Captain’s Gratitude

Posted: 22 March 2012


IF John Terry were to be believed, Andre Villas-Boas should be given credit if Chelsea eventually manage to lift a trophy this season.

The Blues captain insisted he is still in contact with the sacked manager and he should not be forgotten for all the things he tried to undertake during his term, foremost of which was to strive to make a change within the team.

Although he failed to do that, AVB remains a factor why the Blues are now having some sort of revival. His departure was widely seen as reason why the Blues, suddenly worry-free, sprang back to life and played their last four matches as if their lives depended on them.


Call it debt of gratitude, at least Terry showed he values what the Portuguese tried to apply until his sacking cut his ambitions short.

Chelsea are now enjoying a bit of a resurgence under caretaker Roberto Di Matteo.


They may be out of the Premier League title race but are still in contention in the FA Cup and Champions League.

And the better for them they are now in the FA Cup semifinals, their confidence getting a ton of boost with Fernando Torres back into the groove again after ending his scoring slump that vexed him since October.

Not only that, they are equally overflowing with self-assurance in the Champions League where they completed a dramatic comeback win over Napoli last Wednesday to reach the quarterfinals.

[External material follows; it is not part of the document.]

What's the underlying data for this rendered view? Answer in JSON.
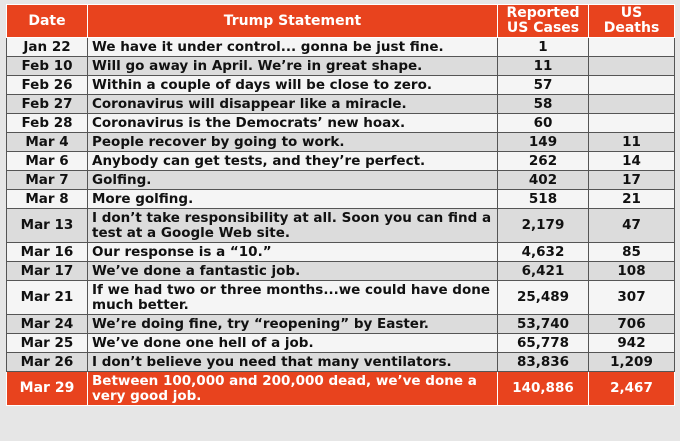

AVB was fired mainly because of a breakdown in relations with senior players. Terry may admit or not that he is among those who plotted AVB’s ouster but we admire him for reminding his teammates that they should not forget their former boss.

Putting aside the fact that AVB backed Terry during his racial slur row with Queens Park Rangers’ Anton Ferdinand, we can deem that the veteran playmaker knows how to respond in return because he claims he would have loved to work on with the Portuguese.


AVB had a plan and vision but they were cut short by his players’ disappointing recent run of poor form, a brutal result that led Chelsea owner Roman Abramovich to terminate his services.

Terry also labelled as false insinuations that senior payers influence matters at club. There are no more personal contacts between players and their Russian owner and this is a good sign that all may be finally well inside the dugout.

Seeing Terry firing instructions from the touchline beside Di Matteo during their Champions League clash with Napoli should be reckoned as more of an act of helping to add input to their strategy and not to steal the show or coaching responsibilities from the latter.

For us, it was more of a show of a captain’s leadership rather than taking anything away from their former assistant coach.

In fact, Terry is hoping that Di Matteo, now with four wins in four matches since he took over from AVB, would inspire the Blues to capture this season’s FA Cup and lead them to the tougher task of going successful all the way in the Champions League.

But then again, they must hurdle Benfica first before planning any further.


No matter how Chelsea would fare in their coming matches, Terry showed looking back and giving importance to one man’s good intentions is a fine trait a team captain should possess.

As for Villas-Boas, he should strive to be a better manager after his sad stint at Chelsea. He had some good times at Stamford Bridge but the setbacks and the flaks simply fell squarely on his shoulders.

His mistake was that he became too committed to the future without realising that there are more important matters that needed attention at present.

Surely, he’d comprehend that when things go astray, experience remains the best teacher.